FIG. 1 of the present specification illustrates cross sections of the multilayer sections of different types of Multilayer Laue Lens known in the art such as (a) a flat-type MLL 102, (b) a wedge-type MLL 104, and (c) a tilt-type MLL 106 (c). Each of the MLLs of FIG. 1 is a multilayer device configured to focus hard X-rays by X-ray diffraction, and obeys the zone-plate law, while having a different shape and fabrication method, as compared to the traditional zone-plates. Each of the MLLs is formed with substantially identical first and second multilayer sections formed with a plurality of alternating layers of selected materials. It is also noted that each of the multilayer sections has a monotonically increasing thickness from a minimum thickness adjacent the outer most zone and a maximum thickness of near the central portion nearest to an optical axis (OA) of the device.
It has been known that the optical performance of the MLLs strongly depend on the angle of the layers with respect to the incident beams. In particular, the wedge-type MLL is known to show a better focusing efficiency than other type of MLLs, such as the flat-type and tilt-type MLLs, because each of the layers in the multilayer sections of the wedge-type MLL satisfies the Bragg condition, θB≈λ/2Λ and Λ (rn)≡rn−rn-2≈λf/rn, where rn is the distance from the nth interface to the optical axis and f is the focal length, so that the focusing efficiency of the lens is improved.

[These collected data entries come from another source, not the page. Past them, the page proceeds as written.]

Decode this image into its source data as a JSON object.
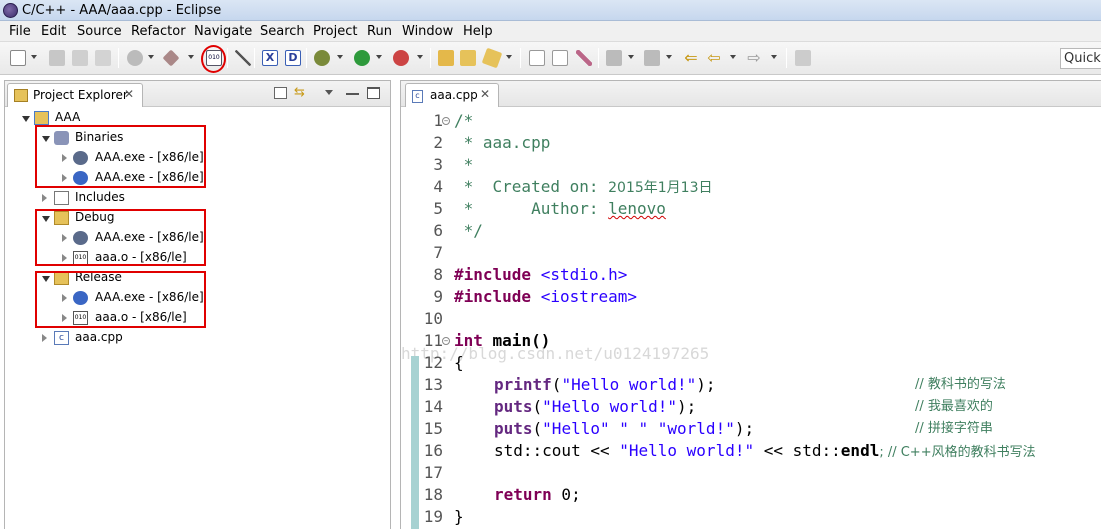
{
  "window": {
    "title": "C/C++ - AAA/aaa.cpp - Eclipse"
  },
  "menu": [
    "File",
    "Edit",
    "Source",
    "Refactor",
    "Navigate",
    "Search",
    "Project",
    "Run",
    "Window",
    "Help"
  ],
  "toolbar": {
    "quick_access": "Quick A"
  },
  "project_explorer": {
    "tab_label": "Project Explorer",
    "tree": [
      {
        "label": "AAA",
        "icon": "project-folder-icon"
      },
      {
        "label": "Binaries",
        "icon": "binaries-icon"
      },
      {
        "label": "AAA.exe - [x86/le]",
        "icon": "debug-bug-icon"
      },
      {
        "label": "AAA.exe - [x86/le]",
        "icon": "run-play-icon"
      },
      {
        "label": "Includes",
        "icon": "includes-icon"
      },
      {
        "label": "Debug",
        "icon": "folder-icon"
      },
      {
        "label": "AAA.exe - [x86/le]",
        "icon": "debug-bug-icon"
      },
      {
        "label": "aaa.o - [x86/le]",
        "icon": "object-file-icon"
      },
      {
        "label": "Release",
        "icon": "folder-icon"
      },
      {
        "label": "AAA.exe - [x86/le]",
        "icon": "run-play-icon"
      },
      {
        "label": "aaa.o - [x86/le]",
        "icon": "object-file-icon"
      },
      {
        "label": "aaa.cpp",
        "icon": "cpp-file-icon"
      }
    ]
  },
  "editor": {
    "tab_label": "aaa.cpp",
    "watermark": "http://blog.csdn.net/u0124197265",
    "line_numbers": [
      "1",
      "2",
      "3",
      "4",
      "5",
      "6",
      "7",
      "8",
      "9",
      "10",
      "11",
      "12",
      "13",
      "14",
      "15",
      "16",
      "17",
      "18",
      "19"
    ],
    "lines": {
      "l1": "/*",
      "l2": " * aaa.cpp",
      "l3": " *",
      "l4a": " *  Created on: ",
      "l4b": "2015年1月13日",
      "l5a": " *      Author: ",
      "l5b": "lenovo",
      "l7": " */",
      "l8kw": "#include",
      "l8inc": " <stdio.h>",
      "l9kw": "#include",
      "l9inc": " <iostream>",
      "l11kw": "int",
      "l11rest": " main()",
      "l12": "{",
      "l13fn": "printf",
      "l13a": "(",
      "l13str": "\"Hello world!\"",
      "l13b": ");",
      "l13c": "// 教科书的写法",
      "l14fn": "puts",
      "l14a": "(",
      "l14str": "\"Hello world!\"",
      "l14b": ");",
      "l14c": "// 我最喜欢的",
      "l15fn": "puts",
      "l15a": "(",
      "l15str": "\"Hello\" \" \" \"world!\"",
      "l15b": ");",
      "l15c": "// 拼接字符串",
      "l16a": "std::cout << ",
      "l16str": "\"Hello world!\"",
      "l16b": " << std::",
      "l16kw": "endl",
      "l16c": "; // C++风格的教科书写法",
      "l18kw": "return",
      "l18rest": " 0;",
      "l19": "}"
    }
  }
}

However, in order to obtain the in-phase interference of radiation at the focus, each of zone-pair from both halves of an MLL must be separated from the center of the device by a predetermined distance. Specifically, an individual layer placement error should be less than approximately one-third of the thickness of that particular layer, and this rule applies to all of the layers in the multilayer sections of the device stack. Because the thickness of layers in the multilayer sections monotonically decreases in the MLL, as the distance of the layers in question to the center of the MLL increases, the allowable error in an absolute placement distance also decreases as the distance of the layers in question to the center of the MLL increases. For the inner zones where the thickness of the layers is relatively thicker, satisfying the placement requirement may be reasonable. However, meeting the placement requirement may be extremely difficult for the outermost zones not only because the thickness of the layers is relatively thinner, but also the placement errors of all previous zones are accumulated.
For example, assuming that the illumination area spans over 100 μm in the horizontal direction of an MLL, and the minimum thickness of the outermost zone of the MLL is 1 nm, the separation uniformity of the outermost zone-pair must be within 3 angstrom (Å) over the 100 μm illumination range. However, due to accumulated errors and system drifts during the growth of the multilayer thin films, this is an increasingly-difficult criterion to meet, especially when the thickness of the outermost zones approaches the sub-nanometer scale.
Accordingly, it is an objective to provide a structure of a MLL device, and an apparatus and method of fabricating the MLL device that can effectively address the disadvantages and problems associated with conventional MLL device structures.
Another goal is to eliminate the strict requirement of zone compensation placement error inherent in the fabrication process of the prior MLL device structures.